The warden’s office building at the South Dakota State Penitentiary in Sioux Falls. (Photo by John Hult/South Dakota Searchlight)
SIOUX FALLS, S.D. (South Dakota Searchlight) – Fights and serious injuries spiked higher in South Dakota’s state prisons last year than at any point since at least 2018, according to a report released Wednesday by the state Department of Corrections.
The 2025 Annual Statistical Report covers state fiscal year 2025, which ended on June 30.
Prior to 2022, the state did not regularly list assaults or injuries in its annual reports. That year, it released data on those metrics going back to 2018.
In 2025, assaults on staff across the state’s five prison campuses increased to 142, which was 95 more than the prior year.

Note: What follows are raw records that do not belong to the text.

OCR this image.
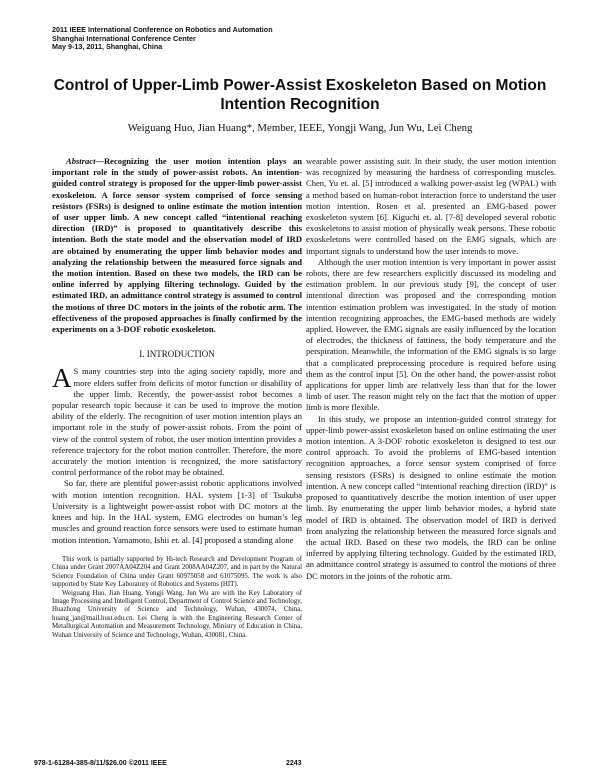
2011 IEEE International Conference on Robotics and Automation
Shanghai International Conference Center
May 9-13, 2011, Shanghai, China
Control of Upper-Limb Power-Assist Exoskeleton Based on Motion
Intention Recognition
Weiguang Huo, Jian Huang*, Member, IEEE, Yongji Wang, Jun Wu, Lei Cheng

Abstract—Recognizing the user motion intention plays an important role in the study of power-assist robots. An intention-guided control strategy is proposed for the upper-limb power-assist exoskeleton. A force sensor system comprised of force sensing resistors (FSRs) is designed to online estimate the motion intention of user upper limb. A new concept called “intentional reaching direction (IRD)” is proposed to quantitatively describe this intention. Both the state model and the observation model of IRD are obtained by enumerating the upper limb behavior modes and analyzing the relationship between the measured force signals and the motion intention. Based on these two models, the IRD can be online inferred by applying filtering technology. Guided by the estimated IRD, an admittance control strategy is assumed to control the motions of three DC motors in the joints of the robotic arm. The effectiveness of the proposed approaches is finally confirmed by the experiments on a 3-DOF robotic exoskeleton.

I. INTRODUCTION

A S many countries step into the aging society rapidly, more and more elders suffer from deficits of motor function or disability of the upper limb. Recently, the power-assist robot becomes a popular research topic because it can be used to improve the motion ability of the elderly. The recognition of user motion intention plays an important role in the study of power-assist robots. From the point of view of the control system of robot, the user motion intention provides a reference trajectory for the robot motion controller. Therefore, the more accurately the motion intention is recognized, the more satisfactory control performance of the robot may be obtained.

So far, there are plentiful power-assist robotic applications involved with motion intention recognition. HAL system [1-3] of Tsukuba University is a lightweight power-assist robot with DC motors at the knees and hip. In the HAL system, EMG electrodes on human’s leg muscles and ground reaction force sensors were used to estimate human motion intention. Yamamoto, Ishii et. al. [4] proposed a standing alone

wearable power assisting suit. In their study, the user motion intention was recognized by measuring the hardness of corresponding muscles. Chen, Yu et. al. [5] introduced a walking power-assist leg (WPAL) with a method based on human-robot interaction force to understand the user motion intention. Rosen et al. presented an EMG-based power exoskeleton system [6]. Kiguchi et. al. [7-8] developed several robotic exoskeletons to assist motion of physically weak persons. These robotic exoskeletons were controlled based on the EMG signals, which are important signals to understand how the user intends to move.

Although the user motion intention is very important in power assist robots, there are few researchers explicitly discussed its modeling and estimation problem. In our previous study [9], the concept of user intentional direction was proposed and the corresponding motion intention estimation problem was investigated. In the study of motion intention recognizing approaches, the EMG-based methods are widely applied. However, the EMG signals are easily influenced by the location of electrodes, the thickness of fattiness, the body temperature and the perspiration. Meanwhile, the information of the EMG signals is so large that a complicated preprocessing procedure is required before using them as the control input [5]. On the other hand, the power-assist robot applications for upper limb are relatively less than that for the lower limb of user. The reason might rely on the fact that the motion of upper limb is more flexible.

In this study, we propose an intention-guided control strategy for upper-limb power-assist exoskeleton based on online estimating the user motion intention. A 3-DOF robotic exoskeleton is designed to test our control approach. To avoid the problems of EMG-based intention recognition approaches, a force sensor system comprised of force sensing resistors (FSRs) is designed to online estimate the motion intention. A new concept called “intentional reaching direction (IRD)” is proposed to quantitatively describe the motion intention of user upper limb. By enumerating the upper limb behavior modes, a hybrid state model of IRD is obtained. The observation model of IRD is derived from analyzing the relationship between the measured force signals and the actual IRD. Based on these two models, the IRD can be online inferred by applying filtering technology. Guided by the estimated IRD, an admittance control strategy is assumed to control the motions of three DC motors in the joints of the robotic arm.

This work is partially supported by Hi-tech Research and Development Program of China under Grant 2007AA04Z204 and Grant 2008AA04Z207, and in part by the Natural Science Foundation of China under Grant 60975058 and 61075095. The work is also supported by State Key Laboratory of Robotics and Systems (HIT).

Weiguang Huo, Jian Huang, Yongji Wang, Jun Wu are with the Key Laboratory of Image Processing and Intelligent Control, Department of Control Science and Technology, Huazhong University of Science and Technology, Wuhan, 430074, China, huang_jan@mail.hust.edu.cn. Lei Cheng is with the Engineering Research Center of Metallurgical Automation and Measurement Technology, Ministry of Education in China, Wuhan University of Science and Technology, Wuhan, 430081, China.

978-1-61284-385-8/11/$26.00 ©2011 IEEE	2243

Twenty-two of the assaults for 2025 caused serious injuries, a number twice as high as the previous year. Just over half the assaults involved throwing or spitting substances at officers.
There were 447 inmate-on-inmate fights in men’s facilities in 2025, which is 171 more than the prior year. Of the fiscal year 2025 fights, 49 caused serious injuries to inmates.
Fights between women in the state’s female correctional facility in Pierre, meanwhile, fell to 52, down from 60 the year before.
Fiscal year 2025 began in July of 2024 with two days of fighting at Mike Durfee State Prison in Springfield, which houses male prisoners. The state said at the time that six inmates were injured, although some prisoners claimed that figure was low.
The statistical report also reports that staff used force to subdue inmates 518 times during the 2025 fiscal year, and used pepper spray on 189 of those occasions. In 2024, staff used force on inmates 264 times.